The position is simpler in the case of jointly owned shared ownership property. The effect of the trustee giving notice (see paragraph 31.3.335) will be to vest the bankrupt’s beneficial interest in the trustee. The joint tenancy would continue to be held by the legal owners (the bankrupt and the joint owner) on a trust of land under the Trusts of Land and Appointment of Trustees Act 1996. Therefore where the official receiver as trustee claims the bankrupt’s beneficial interest he will not become the joint leaseholder with the solvent owner and the trustee will not become liable for the rent on the property as with solely owned property. This is the case even if both joint owners are bankrupt.
Where a failure on the part the bankrupt has, in some way, been a cause of the trustee’s failure to serve the notice in time, the court may allow the service of the notice out of time (see paragraph 30.80).
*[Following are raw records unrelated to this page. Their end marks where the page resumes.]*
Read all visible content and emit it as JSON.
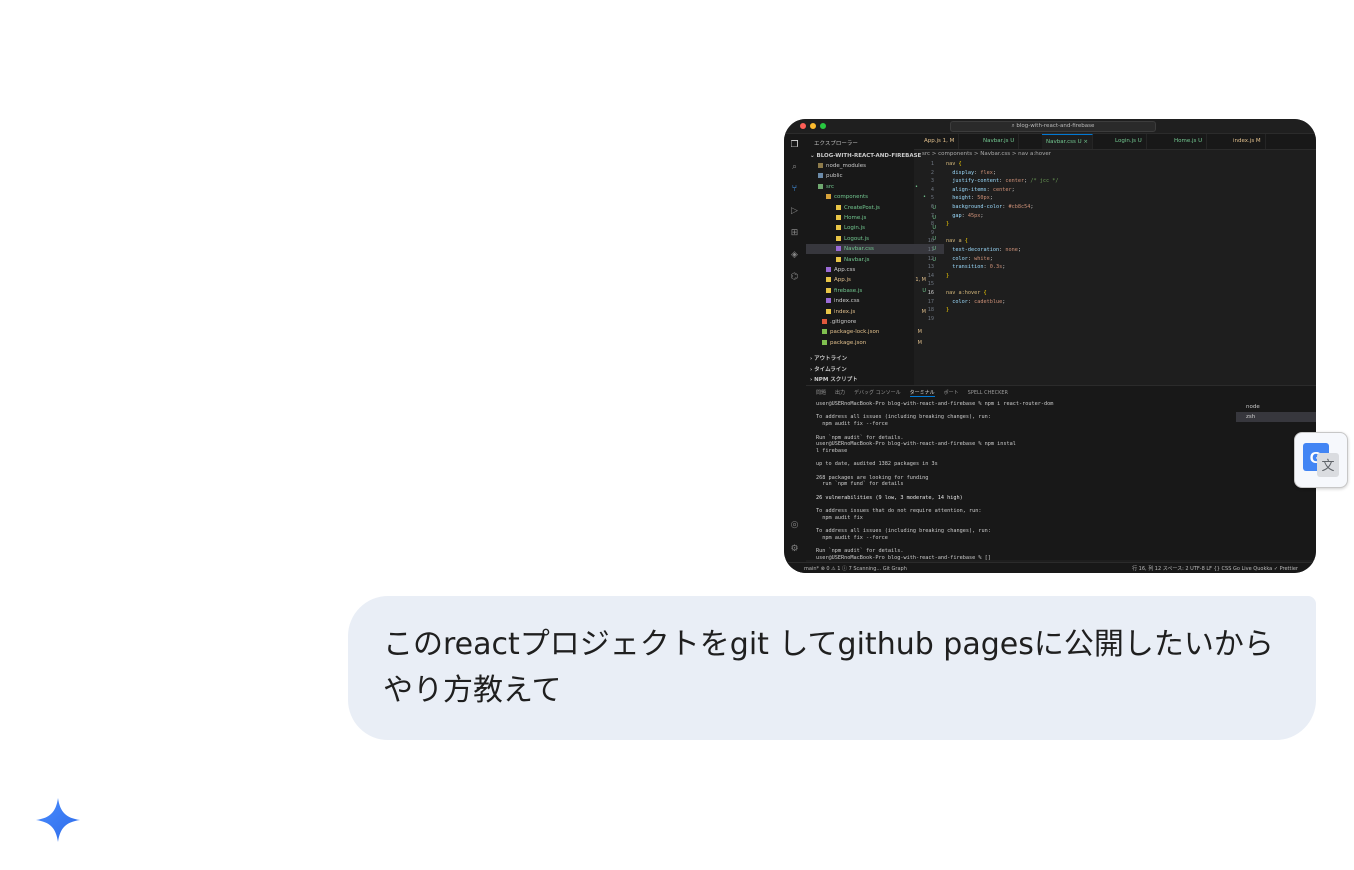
{
  "vscode": {
    "search_text": "blog-with-react-and-firebase",
    "explorer": {
      "title": "エクスプローラー",
      "root": "BLOG-WITH-REACT-AND-FIREBASE",
      "items": [
        {
          "label": "node_modules",
          "status": ""
        },
        {
          "label": "public",
          "status": ""
        },
        {
          "label": "src",
          "status": "•"
        },
        {
          "label": "components",
          "status": "•"
        },
        {
          "label": "CreatePost.js",
          "status": "U"
        },
        {
          "label": "Home.js",
          "status": "U"
        },
        {
          "label": "Login.js",
          "status": "U"
        },
        {
          "label": "Logout.js",
          "status": "U"
        },
        {
          "label": "Navbar.css",
          "status": "U"
        },
        {
          "label": "Navbar.js",
          "status": "U"
        },
        {
          "label": "App.css",
          "status": ""
        },
        {
          "label": "App.js",
          "status": "1, M"
        },
        {
          "label": "firebase.js",
          "status": "U"
        },
        {
          "label": "index.css",
          "status": ""
        },
        {
          "label": "index.js",
          "status": "M"
        },
        {
          "label": ".gitignore",
          "status": ""
        },
        {
          "label": "package-lock.json",
          "status": "M"
        },
        {
          "label": "package.json",
          "status": "M"
        }
      ],
      "sections": [
        "アウトライン",
        "タイムライン",
        "NPM スクリプト"
      ]
    },
    "tabs": [
      {
        "label": "App.js 1, M"
      },
      {
        "label": "Navbar.js U"
      },
      {
        "label": "Navbar.css U"
      },
      {
        "label": "Login.js U"
      },
      {
        "label": "Home.js U"
      },
      {
        "label": "index.js M"
      }
    ],
    "breadcrumb": "src > components > Navbar.css > nav a:hover",
    "code_lines": [
      "nav {",
      "  display: flex;",
      "  justify-content: center; /* jcc */",
      "  align-items: center;",
      "  height: 50px;",
      "  background-color: #cb8c54;",
      "  gap: 45px;",
      "}",
      "",
      "nav a {",
      "  text-decoration: none;",
      "  color: white;",
      "  transition: 0.3s;",
      "}",
      "",
      "nav a:hover {",
      "  color: cadetblue;",
      "}",
      ""
    ],
    "panel_tabs": [
      "問題",
      "出力",
      "デバッグ コンソール",
      "ターミナル",
      "ポート",
      "SPELL CHECKER"
    ],
    "problems_count": "9",
    "spell_count": "9",
    "terminal_lines": [
      "user@USERnoMacBook-Pro blog-with-react-and-firebase % npm i react-router-dom",
      "",
      "To address all issues (including breaking changes), run:",
      "  npm audit fix --force",
      "",
      "Run `npm audit` for details.",
      "user@USERnoMacBook-Pro blog-with-react-and-firebase % npm instal",
      "l firebase",
      "",
      "up to date, audited 1382 packages in 3s",
      "",
      "268 packages are looking for funding",
      "  run `npm fund` for details",
      "",
      "26 vulnerabilities (9 low, 3 moderate, 14 high)",
      "",
      "To address issues that do not require attention, run:",
      "  npm audit fix",
      "",
      "To address all issues (including breaking changes), run:",
      "  npm audit fix --force",
      "",
      "Run `npm audit` for details.",
      "user@USERnoMacBook-Pro blog-with-react-and-firebase % []"
    ],
    "terminal_list": [
      "node",
      "zsh"
    ],
    "status_left": "main*  ⊗ 0 ⚠ 1 ⓘ 7   Scanning...   Git Graph",
    "status_right": "行 16, 列 12   スペース: 2   UTF-8   LF   {} CSS   Go Live   Quokka   ✓ Prettier"
  },
  "message": "このreactプロジェクトをgit してgithub pagesに公開したいからやり方教えて",
  "colors": {
    "bubble": "#e9eef6",
    "accent_blue": "#4285f4",
    "editor_bg": "#1e1e1e"
  }
}
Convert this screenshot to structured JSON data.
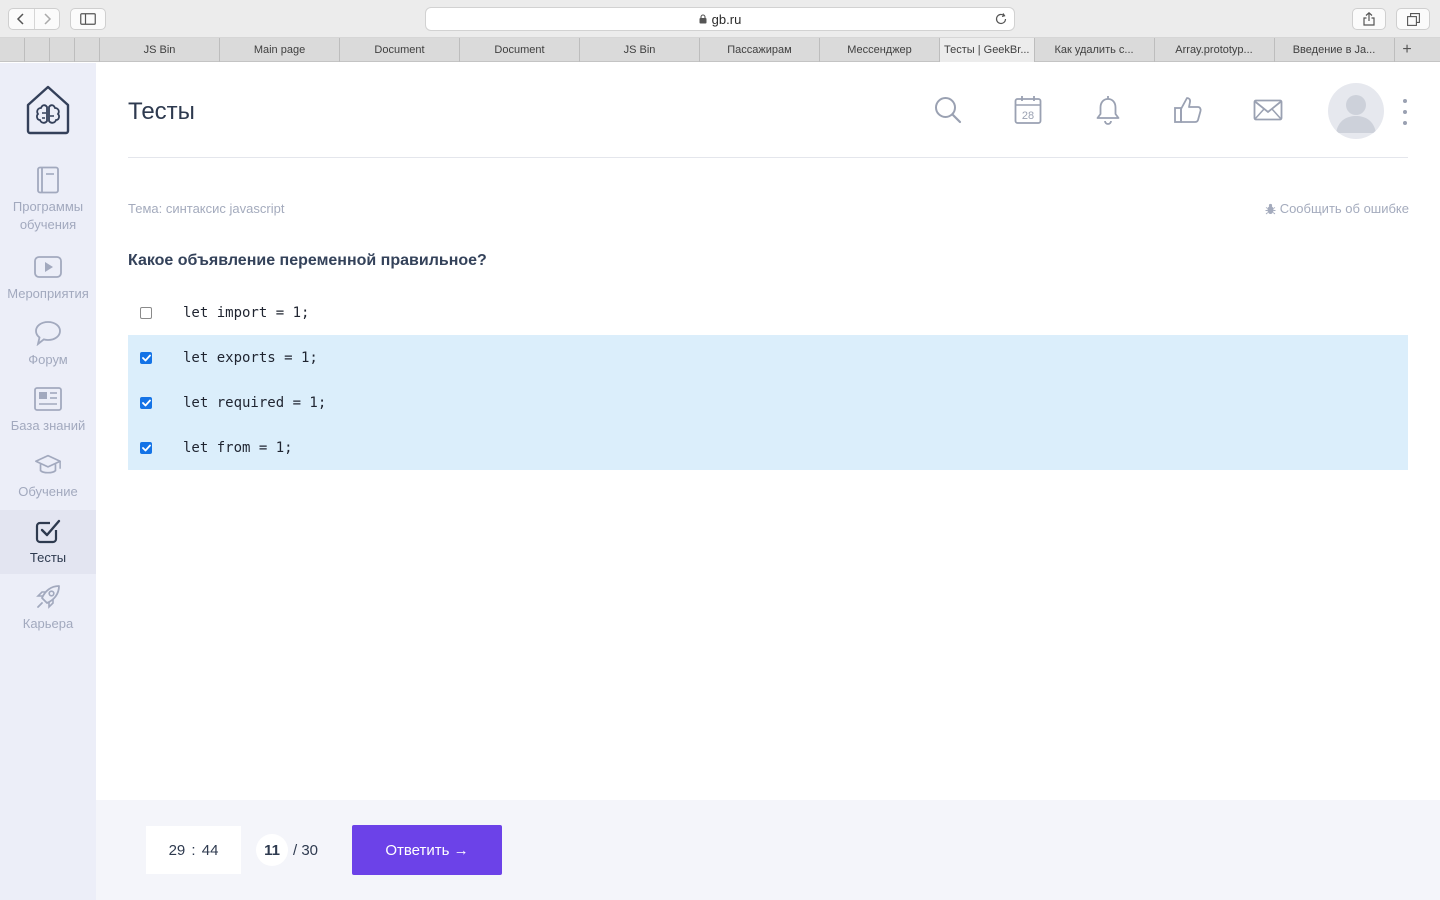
{
  "browser": {
    "url": "gb.ru",
    "tabs": [
      {
        "label": "",
        "kind": "pinned"
      },
      {
        "label": "",
        "kind": "pinned"
      },
      {
        "label": "",
        "kind": "pinned"
      },
      {
        "label": "",
        "kind": "pinned"
      },
      {
        "label": "JS Bin",
        "kind": "normal"
      },
      {
        "label": "Main page",
        "kind": "normal"
      },
      {
        "label": "Document",
        "kind": "normal"
      },
      {
        "label": "Document",
        "kind": "normal"
      },
      {
        "label": "JS Bin",
        "kind": "normal"
      },
      {
        "label": "Пассажирам",
        "kind": "normal"
      },
      {
        "label": "Мессенджер",
        "kind": "normal"
      },
      {
        "label": "Тесты | GeekBr...",
        "kind": "active"
      },
      {
        "label": "Как удалить с...",
        "kind": "normal"
      },
      {
        "label": "Array.prototyp...",
        "kind": "normal"
      },
      {
        "label": "Введение в Ja...",
        "kind": "normal"
      }
    ],
    "new_tab_label": "+"
  },
  "sidebar": {
    "items": [
      {
        "label": "Программы обучения",
        "icon": "book-icon",
        "active": false
      },
      {
        "label": "Мероприятия",
        "icon": "play-icon",
        "active": false
      },
      {
        "label": "Форум",
        "icon": "chat-bubble-icon",
        "active": false
      },
      {
        "label": "База знаний",
        "icon": "newspaper-icon",
        "active": false
      },
      {
        "label": "Обучение",
        "icon": "graduation-cap-icon",
        "active": false
      },
      {
        "label": "Тесты",
        "icon": "checkbox-icon",
        "active": true
      },
      {
        "label": "Карьера",
        "icon": "rocket-icon",
        "active": false
      }
    ]
  },
  "header": {
    "title": "Тесты",
    "calendar_day": "28",
    "icons": [
      "search-icon",
      "calendar-icon",
      "bell-icon",
      "thumbs-up-icon",
      "mail-icon",
      "avatar",
      "more-icon"
    ]
  },
  "test": {
    "topic": "Тема: синтаксис javascript",
    "report_label": "Сообщить об ошибке",
    "question": "Какое объявление переменной правильное?",
    "answers": [
      {
        "code": "let import = 1;",
        "checked": false
      },
      {
        "code": "let exports = 1;",
        "checked": true
      },
      {
        "code": "let required = 1;",
        "checked": true
      },
      {
        "code": "let from = 1;",
        "checked": true
      }
    ]
  },
  "footer": {
    "timer": "29 : 44",
    "current_question": "11",
    "total_label": "/ 30",
    "submit_label": "Ответить →"
  },
  "colors": {
    "accent": "#6c42e8",
    "selected_row": "#dbeefb",
    "checkbox": "#1473e6",
    "sidebar_bg": "#eceef8",
    "footer_bg": "#f4f5fa"
  }
}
Once the notice has been served on the bankrupt (see paragraph 31.3.335), the assured tenancy (solely owned) or the bankrupt’s interest in the tenancy (jointly owned) vests in the trustee as part of the bankruptcy estate, and the trustee’s title to the property has relation back to the date of the bankruptcy order [note 5]. Once the property has vested, the official receiver should take such action as is necessary to protect and realise the property including, where appropriate, the issue of letters to third parties such as the mortgage company. Where appropriate, the official receiver should seek to insure the property (see paragraph 31.3.58).
Essentially, once the assured tenancy forms part of the estate, the official receiver should deal with it as he/she would with any other family home forming part of the estate. From this point in the process, there are no special procedures for dealing with the asset, and the information and guidance given elsewhere in this chapter should be followed.
For further information on disclaimers generally see Chapter 34.